- The Brazilian companies in the consumer discretionary sector have the largest probability of default (PD) – stands at 3.97%;
- The Mexico’s PD levels across sectors remain higher of the Brazilian levels, but have also dropped to levels seen before March 2020.
The probabilities of default of Latin America’s two largest economies, Brazil and Mexico, dropped to pre-pandemic levels, indicating that the arrival of vaccines and better planning have alleviated bankruptcy fears.
The analysis, made by S&P Global Market Intelligence, indicates that the Brazilian companies in the consumer discretionary sector have the largest probability of default (PD) – stands at 3.97% –, while other sectors like industrials and financials companies show probabilities of less than 2%.
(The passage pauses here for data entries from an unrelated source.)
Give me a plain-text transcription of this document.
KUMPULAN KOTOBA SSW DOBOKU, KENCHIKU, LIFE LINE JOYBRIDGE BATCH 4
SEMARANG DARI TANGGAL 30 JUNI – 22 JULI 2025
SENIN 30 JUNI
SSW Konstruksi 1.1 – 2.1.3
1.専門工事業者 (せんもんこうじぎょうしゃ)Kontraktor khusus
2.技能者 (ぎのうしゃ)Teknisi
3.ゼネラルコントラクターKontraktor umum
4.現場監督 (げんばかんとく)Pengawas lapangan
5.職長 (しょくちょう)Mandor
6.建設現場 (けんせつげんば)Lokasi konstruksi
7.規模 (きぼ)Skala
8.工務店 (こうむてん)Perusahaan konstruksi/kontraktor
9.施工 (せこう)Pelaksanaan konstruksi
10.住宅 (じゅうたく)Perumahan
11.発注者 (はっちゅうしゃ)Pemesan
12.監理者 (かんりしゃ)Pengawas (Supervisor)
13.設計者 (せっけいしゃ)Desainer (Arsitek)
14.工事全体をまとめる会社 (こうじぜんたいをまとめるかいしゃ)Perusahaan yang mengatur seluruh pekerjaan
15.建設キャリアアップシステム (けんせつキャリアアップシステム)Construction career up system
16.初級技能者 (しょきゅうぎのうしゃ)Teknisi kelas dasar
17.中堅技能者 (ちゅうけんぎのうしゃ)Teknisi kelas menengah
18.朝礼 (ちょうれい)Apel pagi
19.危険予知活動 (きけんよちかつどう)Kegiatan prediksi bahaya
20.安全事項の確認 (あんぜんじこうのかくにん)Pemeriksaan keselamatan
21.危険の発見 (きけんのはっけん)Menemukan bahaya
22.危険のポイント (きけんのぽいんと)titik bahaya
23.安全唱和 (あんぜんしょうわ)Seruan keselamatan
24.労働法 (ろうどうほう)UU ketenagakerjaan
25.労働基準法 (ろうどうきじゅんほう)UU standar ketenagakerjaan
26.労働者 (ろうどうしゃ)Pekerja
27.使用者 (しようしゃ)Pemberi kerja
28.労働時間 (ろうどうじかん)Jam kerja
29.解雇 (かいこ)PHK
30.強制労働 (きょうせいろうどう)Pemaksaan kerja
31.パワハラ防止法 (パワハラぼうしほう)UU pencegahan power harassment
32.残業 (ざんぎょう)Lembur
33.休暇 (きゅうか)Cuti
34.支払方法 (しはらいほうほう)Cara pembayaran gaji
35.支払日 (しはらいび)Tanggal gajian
The score represents the odds that a company will default in the next year based on fluctuations in the company’s share price and other country and industry related risks.
The Mexico’s PD levels across sectors remain higher of the Brazilian levels, but have also dropped to levels seen before March 2020. The largest probability of default is from the Mexicans companies in the consumer discretionary sector too, as in Brazil, at 7.8%. Communication services and energy companies show a probability of default of 5.4% and 3.2%, respectively.
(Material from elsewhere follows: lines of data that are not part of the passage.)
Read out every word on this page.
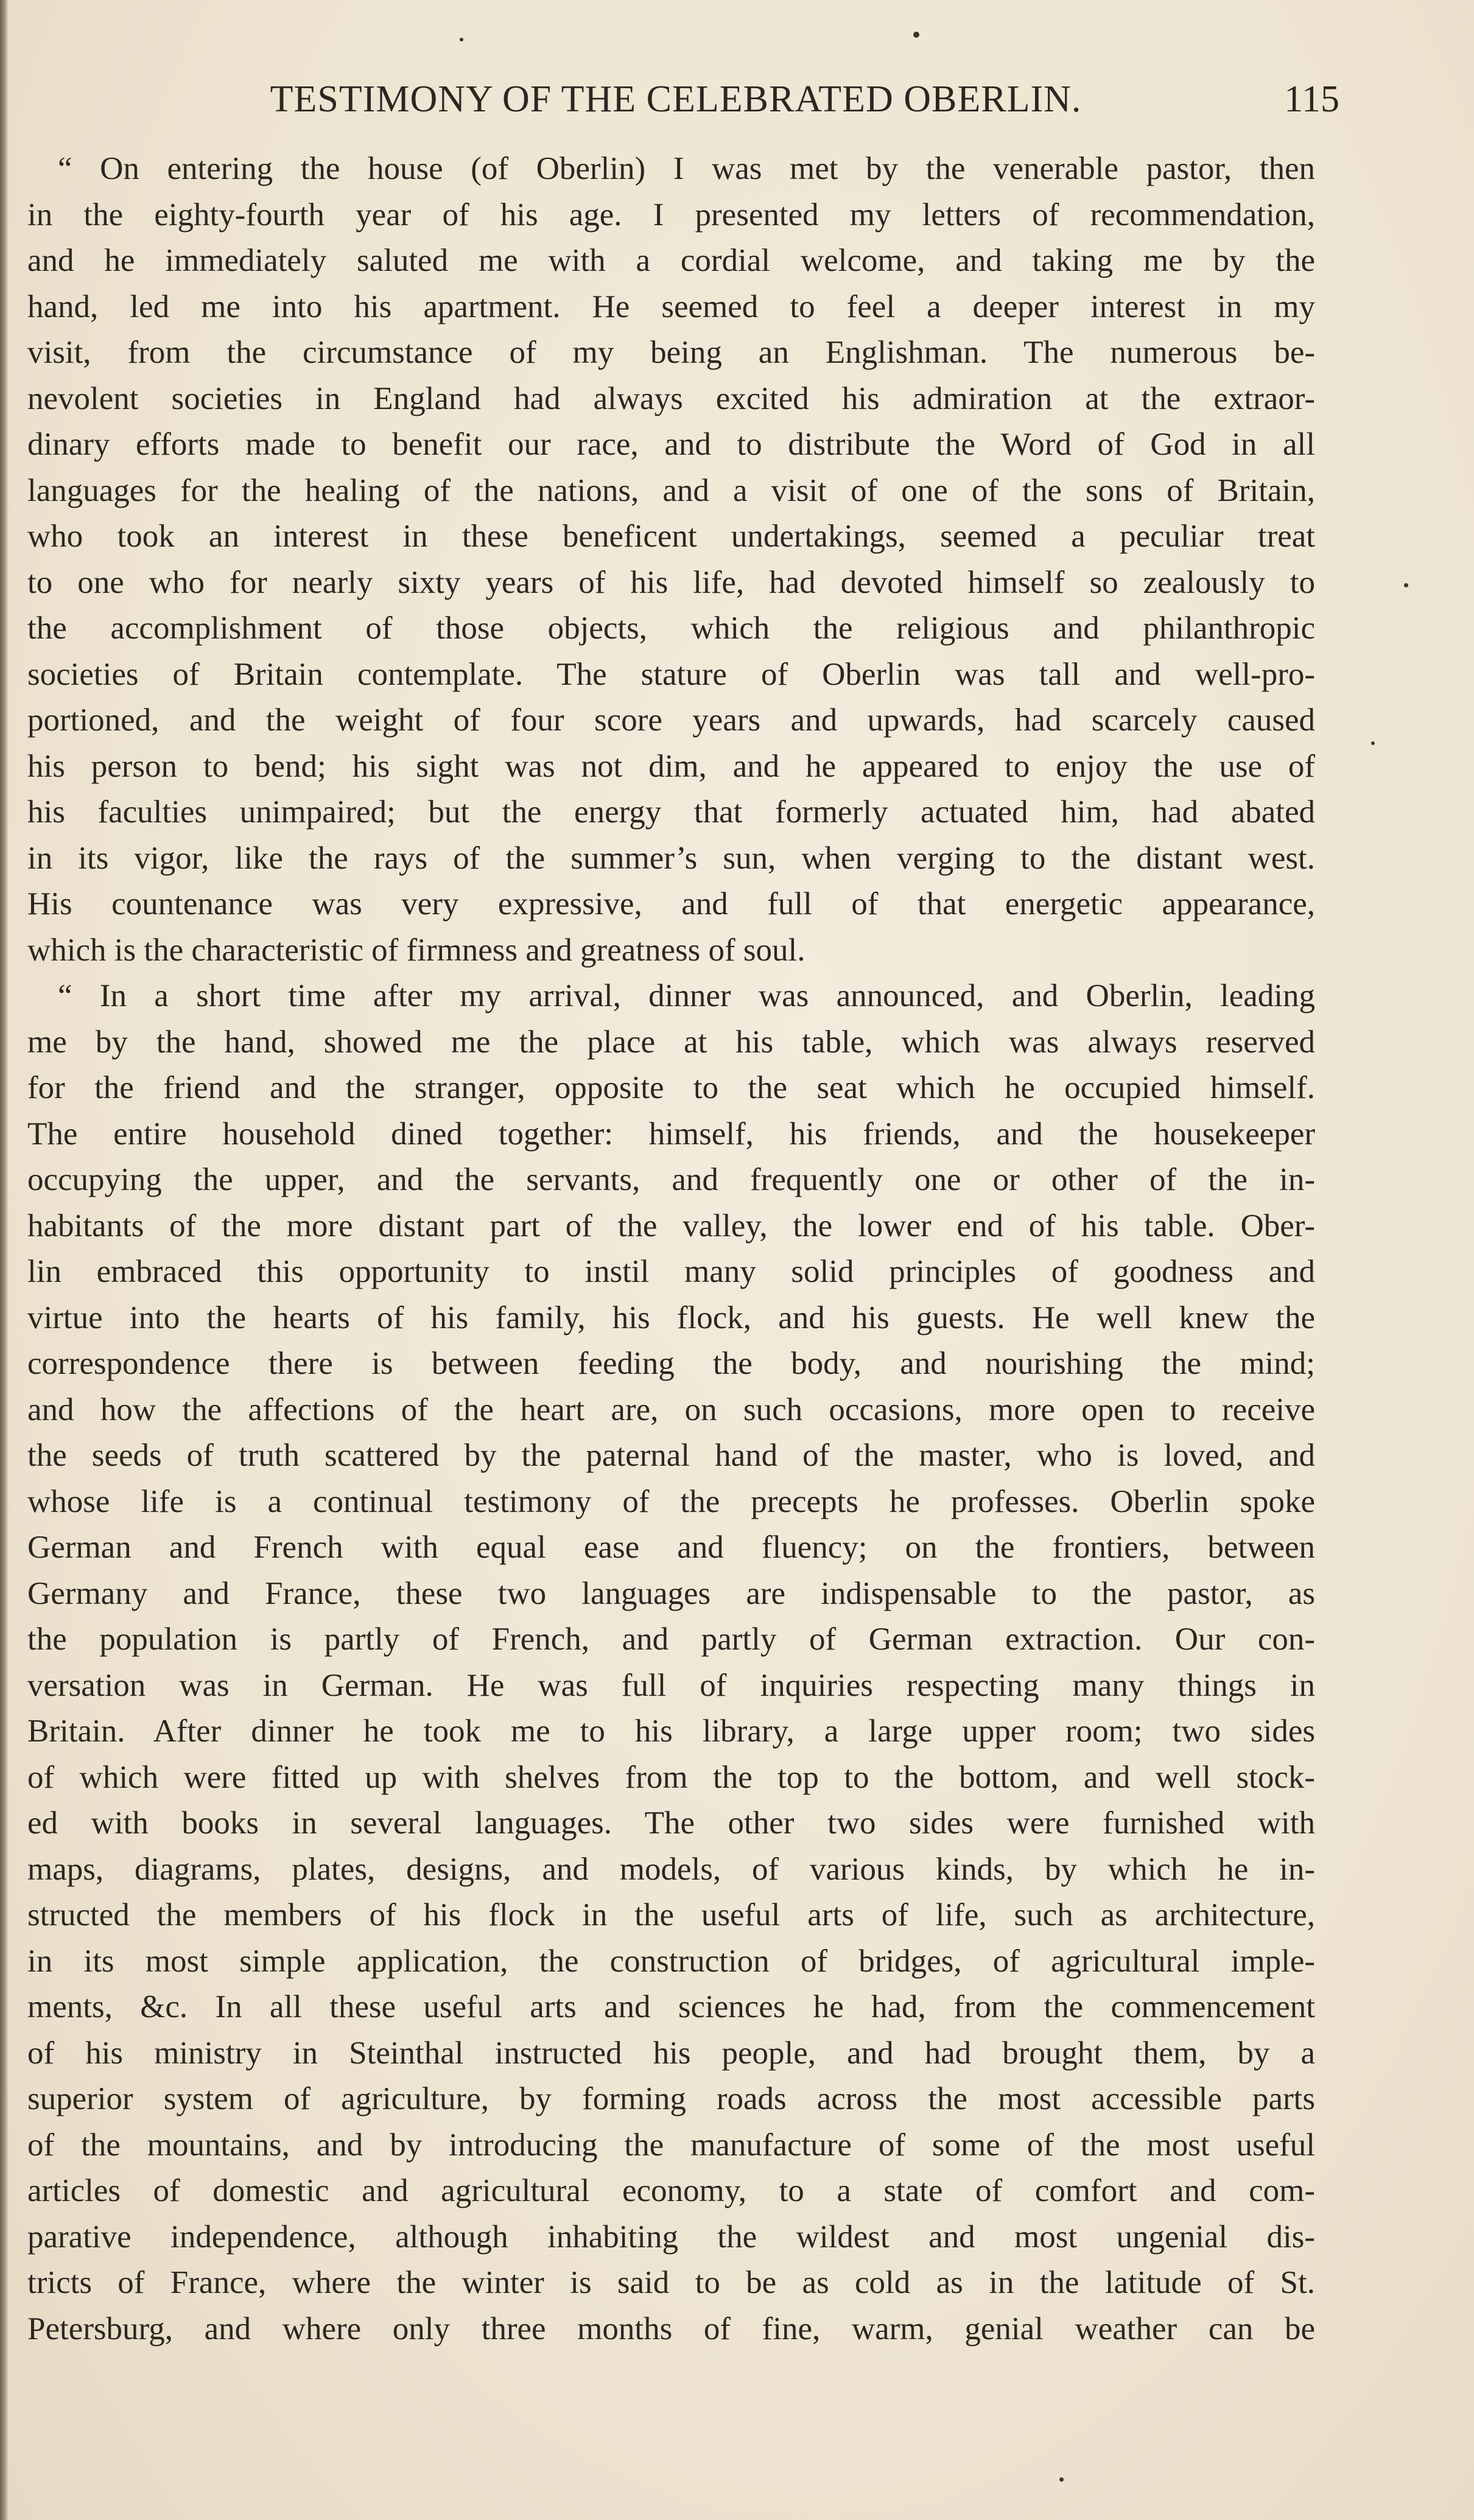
TESTIMONY OF THE CELEBRATED OBERLIN.	115
“ On entering the house (of Oberlin) I was met by the venerable pastor, then
in the eighty-fourth year of his age. I presented my letters of recommendation,
and he immediately saluted me with a cordial welcome, and taking me by the
hand, led me into his apartment. He seemed to feel a deeper interest in my
visit, from the circumstance of my being an Englishman. The numerous be-
nevolent societies in England had always excited his admiration at the extraor-
dinary efforts made to benefit our race, and to distribute the Word of God in all
languages for the healing of the nations, and a visit of one of the sons of Britain,
who took an interest in these beneficent undertakings, seemed a peculiar treat
to one who for nearly sixty years of his life, had devoted himself so zealously to
the accomplishment of those objects, which the religious and philanthropic
societies of Britain contemplate. The stature of Oberlin was tall and well-pro-
portioned, and the weight of four score years and upwards, had scarcely caused
his person to bend; his sight was not dim, and he appeared to enjoy the use of
his faculties unimpaired; but the energy that formerly actuated him, had abated
in its vigor, like the rays of the summer’s sun, when verging to the distant west.
His countenance was very expressive, and full of that energetic appearance,
which is the characteristic of firmness and greatness of soul.
“ In a short time after my arrival, dinner was announced, and Oberlin, leading
me by the hand, showed me the place at his table, which was always reserved
for the friend and the stranger, opposite to the seat which he occupied himself.
The entire household dined together: himself, his friends, and the housekeeper
occupying the upper, and the servants, and frequently one or other of the in-
habitants of the more distant part of the valley, the lower end of his table. Ober-
lin embraced this opportunity to instil many solid principles of goodness and
virtue into the hearts of his family, his flock, and his guests. He well knew the
correspondence there is between feeding the body, and nourishing the mind;
and how the affections of the heart are, on such occasions, more open to receive
the seeds of truth scattered by the paternal hand of the master, who is loved, and
whose life is a continual testimony of the precepts he professes. Oberlin spoke
German and French with equal ease and fluency; on the frontiers, between
Germany and France, these two languages are indispensable to the pastor, as
the population is partly of French, and partly of German extraction. Our con-
versation was in German. He was full of inquiries respecting many things in
Britain. After dinner he took me to his library, a large upper room; two sides
of which were fitted up with shelves from the top to the bottom, and well stock-
ed with books in several languages. The other two sides were furnished with
maps, diagrams, plates, designs, and models, of various kinds, by which he in-
structed the members of his flock in the useful arts of life, such as architecture,
in its most simple application, the construction of bridges, of agricultural imple-
ments, &c. In all these useful arts and sciences he had, from the commencement
of his ministry in Steinthal instructed his people, and had brought them, by a
superior system of agriculture, by forming roads across the most accessible parts
of the mountains, and by introducing the manufacture of some of the most useful
articles of domestic and agricultural economy, to a state of comfort and com-
parative independence, although inhabiting the wildest and most ungenial dis-
tricts of France, where the winter is said to be as cold as in the latitude of St.
Petersburg, and where only three months of fine, warm, genial weather can be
According to S&P, the two countries adopted very different measures to preserve economic activity in the face of the COVID-19 pandemic. While Brazil managed to boost production by spending about 10% of GDP on stimulus and aid packages, Mexico spent only 1.1% of its GDP.
The macroeconomic crisis that hit both countries, however, did not result in many bankruptcies or defaults for companies. Only four defaults were reported by S&P Global Ratings in Mexico during 2020, and only three in Brazil, thanks to facilities to renegotiate loans and debts.
“The economic decline in 2020 was brutal, but there were [government] support measures and refinancing was abundant, which allowed the default rate to remain much lower than we expected” said Diego Ocampo, Senior Director & Sector Lead for Latin America at S&P Global Ratings.